Is it Possible to Achieve Zero Defects?
Is it possible to achieve zero defects?
According to Independent Eclipse Consultant Madhu Samuel, it depends on who you ask that question to.
In Samuel’s experience, a manager is likely to reply: “Defects are induced because of the carelessness of the engineers.”
Whereas the engineer is likely to reply: “Its not possible to achieve zero defects, even though we can strive to reduce the defect count. We have even created tools to track down the bug count ….”
And the customer is likely to point to the price tag and demand zero defects: “You are so expensive. If your product is not defect free, then why should I invest such a huge amount for your service?”
All three parties make valid points. An engineer building a complex software system cannot imagine and test every possible scenario for that software system. Logically, it is asking the impossible. And we, as customers, know how frustrating it is to pay for something that doesn’t work the way we want it to. As paying customers, we expect perfection, even if common sense dictates that software is never going to be bug-free. Likewise, the manager who regularly comes into contact with irate customers, is going to put pressure on the engineer to achieve the impossible ideal.
But, how do you get a bug free system? Samuel proposes a mathematical formula. The software system has ‘n’ number of states. This ‘n’ number of states, should be tested against ‘n’ number of test cases, to ensure that the software system has zero defects.
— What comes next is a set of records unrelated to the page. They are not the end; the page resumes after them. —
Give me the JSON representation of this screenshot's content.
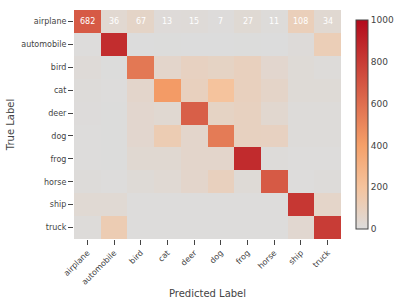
{
  "chart_data": {
    "type": "heatmap",
    "categories": [
      "airplane",
      "automobile",
      "bird",
      "cat",
      "deer",
      "dog",
      "frog",
      "horse",
      "ship",
      "truck"
    ],
    "values": [
      [
        682,
        36,
        67,
        13,
        15,
        7,
        27,
        11,
        108,
        34
      ],
      [
        4,
        860,
        1,
        2,
        1,
        1,
        2,
        1,
        12,
        116
      ],
      [
        15,
        2,
        560,
        55,
        85,
        75,
        95,
        45,
        18,
        8
      ],
      [
        8,
        4,
        55,
        420,
        95,
        200,
        95,
        65,
        18,
        18
      ],
      [
        5,
        2,
        45,
        35,
        660,
        75,
        90,
        40,
        10,
        8
      ],
      [
        4,
        3,
        45,
        130,
        55,
        550,
        90,
        85,
        8,
        8
      ],
      [
        4,
        2,
        35,
        35,
        55,
        55,
        870,
        10,
        4,
        4
      ],
      [
        8,
        4,
        18,
        28,
        55,
        95,
        18,
        680,
        4,
        8
      ],
      [
        28,
        28,
        4,
        4,
        4,
        4,
        4,
        4,
        820,
        60
      ],
      [
        8,
        130,
        4,
        4,
        4,
        4,
        4,
        4,
        38,
        800
      ]
    ],
    "xlabel": "Predicted Label",
    "ylabel": "True Label",
    "color": "magma",
    "zlim": [
      0,
      1000
    ],
    "zticks": [
      0,
      200,
      400,
      600,
      800,
      1000
    ],
    "annotations": [
      {
        "x": "airplane",
        "y": "airplane",
        "text": "682"
      },
      {
        "x": "automobile",
        "y": "airplane",
        "text": "36"
      },
      {
        "x": "bird",
        "y": "airplane",
        "text": "67"
      },
      {
        "x": "cat",
        "y": "airplane",
        "text": "13"
      },
      {
        "x": "deer",
        "y": "airplane",
        "text": "15"
      },
      {
        "x": "dog",
        "y": "airplane",
        "text": "7"
      },
      {
        "x": "frog",
        "y": "airplane",
        "text": "27"
      },
      {
        "x": "horse",
        "y": "airplane",
        "text": "11"
      },
      {
        "x": "ship",
        "y": "airplane",
        "text": "108"
      },
      {
        "x": "truck",
        "y": "airplane",
        "text": "34"
      }
    ]
  }
}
The problem is that even a simple program with a primitive variable, has far too many different states to test. In practice, it is virtually impossible to test ‘n’ number of states against ‘n’ number of test cases. “You (would) need unacceptable duration of time and patience to do a complete exhaustive testing. By the time you finish your testing, years would’ve passed.” So, the engineer compromises and tests a handful of generic conditions, even though there is always the chance that a bug is hidden between these generic conditions.
Samuel concludes that the pressures of keeping a product’s time-to-market cycle low means that software will continue to ship with hidden bugs. He has a point. Time-to-market is a big buzz word – stick ‘reduce’ in front of it on a Google search, and you’ll be tripping over products and companies all promising to reduce the time it takes to build and ship software. Logically, if you’re shipping software as quickly as possible, then bugs are always going to slip through.
But, if zero defects are the impossible ideal, then how can you at least reduce the number of defects? In Samuel’s opinion, it is all down to resources. Recruit team members who are passionate about their work, and service them with the best software infrastructure, and the best working infrastructure to help them relax, such as flexible working hours, a quiet working environment, and the option of working from home. Creating a culture of trust and knowledge sharing will also be beneficial; a big part of this is not blaming an engineer for a bug and the absence of creativity-stifling micro management.
Zero defects isn’t a realistic goal, but Samuel’s proposition of supporting the engineer in their efforts to deliver software with as few bugs as possible, is a valid one. Shifting the focus away from unrealistic bug-free software, and channelling that energy into making almost-bug-free software, can only benefit the three parties involved: the customer, the manager and, ultimately, the software engineer themselves.